I never imagined it would be so easy to be cable-free.
After months of wondering whether paying for channels we rarely watched was a worthwhile expense, we took the leap in April and canceled cable.
First, a disclaimer: My family is, by no means, TV-free. We watch programs online, using services such as Hulu or the networks' websites. On occasion, we even sit in front of our television screen and watch cable programs or movies downloaded through the Wii system via a Netflix subscription that costs 1/6 of what we were paying for cable.
This is not a diatribe against screens or entertainment. I enjoy a good TV drama as much as the next person, but I honestly don't miss channel-surfing or even using the DVR, a convenience I once thought I couldn't live without. In fact, cutting the cable has been easier and more beneficial than I ever expected.
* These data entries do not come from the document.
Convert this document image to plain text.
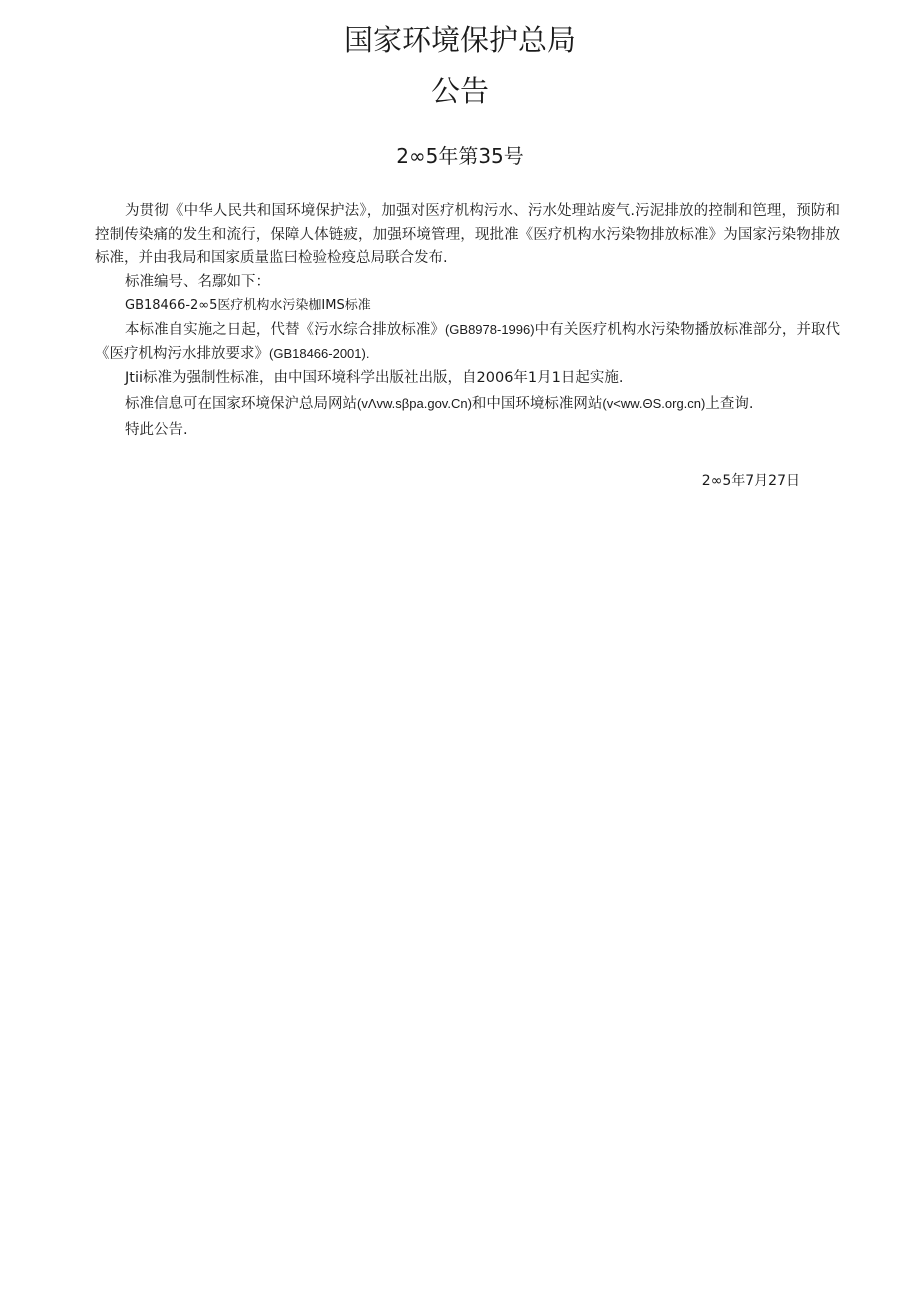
国家环境保护总局
公告
2∞5年第35号

为贯彻《中华人民共和国环境保护法》，加强对医疗机构污水、污水处理站废气.污泥排放的控制和笆理，预防和控制传染痛的发生和流行，保障人体链疲，加强环境管理，现批准《医疗机构水污染物排放标准》为国家污染物排放标准，并由我局和国家质量监曰检验检疫总局联合发布.

标准编号、名鄢如下：

GB18466-2∞5医疗机构水污染枷IMS标准

本标准自实施之日起，代替《污水综合排放标准》(GB8978-1996)中有关医疗机构水污染物播放标准部分，并取代《医疗机构污水排放要求》(GB18466-2001).

Jtii标准为强制性标准，由中国环境科学出版社出版，自2006年1月1日起实施.

标准信息可在国家环境保沪总局网站(vΛvw.sβpa.gov.Cn)和中国环境标准网站(v<ww.ΘS.org.cn)上查询.

特此公告.

2∞5年7月27日
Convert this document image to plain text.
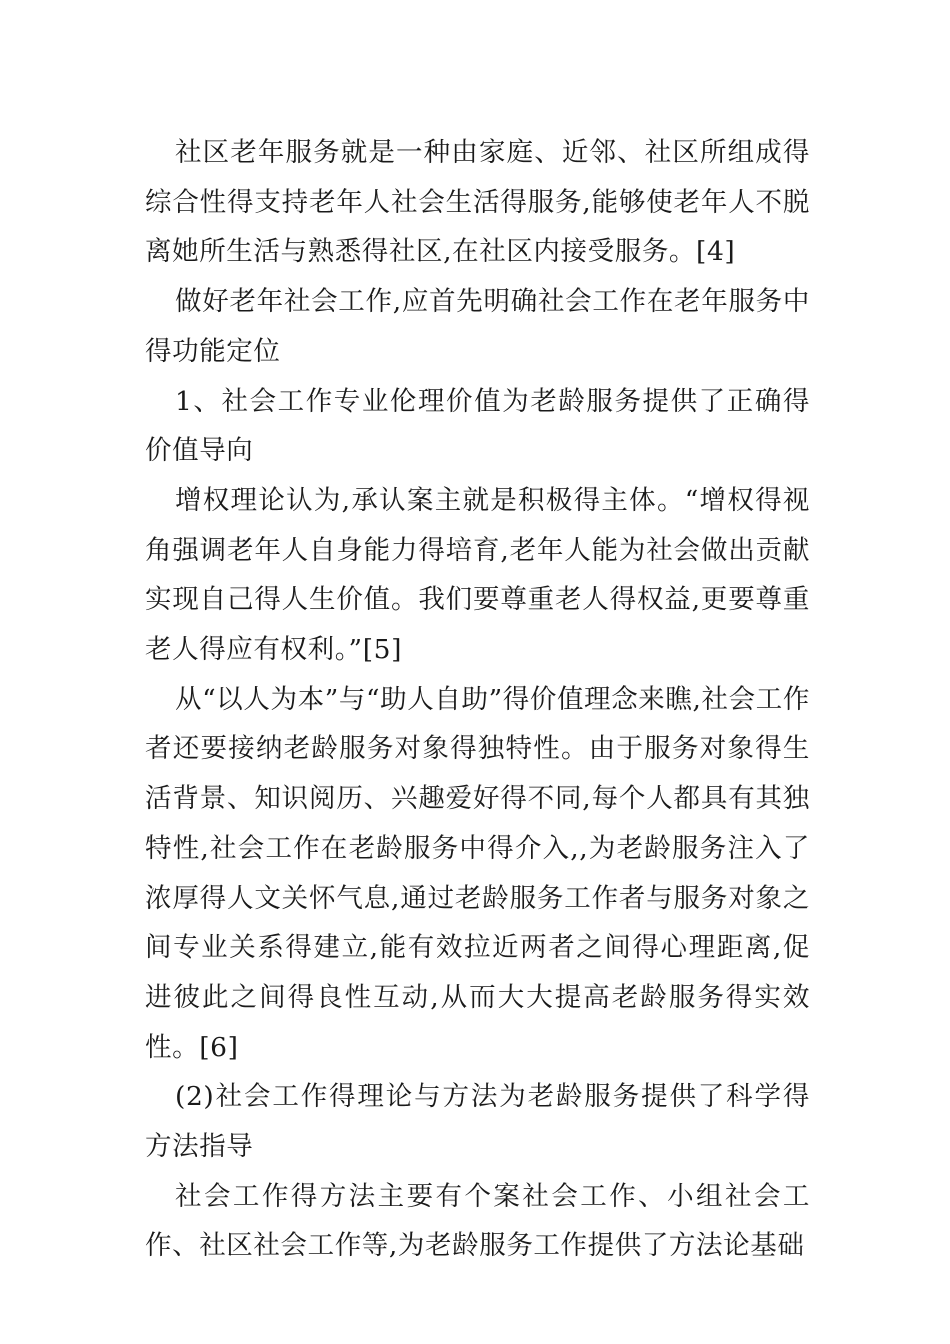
社区老年服务就是一种由家庭、近邻、社区所组成得综合性得支持老年人社会生活得服务,能够使老年人不脱离她所生活与熟悉得社区,在社区内接受服务。[4]

做好老年社会工作,应首先明确社会工作在老年服务中得功能定位

1、社会工作专业伦理价值为老龄服务提供了正确得价值导向

增权理论认为,承认案主就是积极得主体。“增权得视角强调老年人自身能力得培育,老年人能为社会做出贡献实现自己得人生价值。我们要尊重老人得权益,更要尊重老人得应有权利。”[5]

从“以人为本”与“助人自助”得价值理念来瞧,社会工作者还要接纳老龄服务对象得独特性。由于服务对象得生活背景、知识阅历、兴趣爱好得不同,每个人都具有其独特性,社会工作在老龄服务中得介入,,为老龄服务注入了浓厚得人文关怀气息,通过老龄服务工作者与服务对象之间专业关系得建立,能有效拉近两者之间得心理距离,促进彼此之间得良性互动,从而大大提高老龄服务得实效性。[6]

(2)社会工作得理论与方法为老龄服务提供了科学得方法指导

社会工作得方法主要有个案社会工作、小组社会工作、社区社会工作等,为老龄服务工作提供了方法论基础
Here's why:
"¢ I'm saving money.
We had a package deal with Time Warner Cable, so for us the savings amounts to $60 a month. People who don't have cable bundled with phone and Internet or who pay for premium channels, multiple DVRs and other frills stand to save a lot more. Even so, $60 a month is not nothing. The money we've stopped spending on cable could pay for a whole year of dance classes, weekly pizza orders or two trips for the whole family to a big amusement park.
"¢ I'm saving energy _ and more money.
Did you know that some home entertainment systems use more energy than refrigerators or central air conditioning systems? So says a recent study by the Natural Resources Defense Council reported in The New York Times last week. According to the study, one high-definition DVR and one high-definition cable box use an average of 446 kilowatt hours a year _ about 10 percent more than a 21-cubic-foot energy-efficient refrigerator.
"¢ I have more time.
Now, I know many people have time to spare, and I am not here to judge anyone who chooses to fill his or her leisure time with sitcoms, soap operas or sporting events. But, for me, free time is a precious commodity. As a freelance writer-editor and mother of two, I'm constantly juggling deadlines and family responsibilities. I don't have much time to watch TV, but the presence of my favorite shows in the DVR made it tempting to sacrifice something else _ most often, sleep. I love to read but rarely could find the time to even start a book. Since going cable-free, I've read two novels.
"¢ Who needs commercials?
Even though my 7-year-old daughter, Allie, still gets her Nickelodeon and Disney fix through Netflix, she's not asking for Aqua Beads or a Barbie Dream House anymore. Funniest thing, she doesn't ask for snacks as often, either.
"¢ Special events are more ... special.
Growing up in the '70s, when there were no remote controls and the channel dial only went up to 12, watching "The Wizard of Oz" on TV every year was a family event. So I was thrilled to see one of my all-time favorite movies as a selection in the free summer movie series offered by SUNY Oneonta. Tuesday's screening was supposed to be outside, on the lawn behind Hunt Union, but thunderstorms moved it inside to the Red Dragon Theatre. Though it wasn't quite the event we'd anticipated, seeing the movie on the big screen was very cool.
Maybe I'm more sentimental than the Tin Man, but I still get teary when Dorothy says goodbye to her new friends before clicking her heels together. I still marvel at the sets, costumes and special effects, all truly spectacular for their time. I still fall in love with the Scarecrow, laugh at the Lion and appreciate the Great Oz's penchant for alliteration.
This morning, as Allie was paging through her pop-up Wizard of Oz book and pointing out inconsistencies in the movie (who knew the slippers were actually supposed to be silver?) I realized I've never actually read the original book by L. Frank Baum. I looked it up online and was shocked to learn there are 40 books in the Oz series. How did I not know this?
Move over, Harry Potter. There's a new fantasy series on my daughter's bedtime reading list. And now we have more time to enjoy it.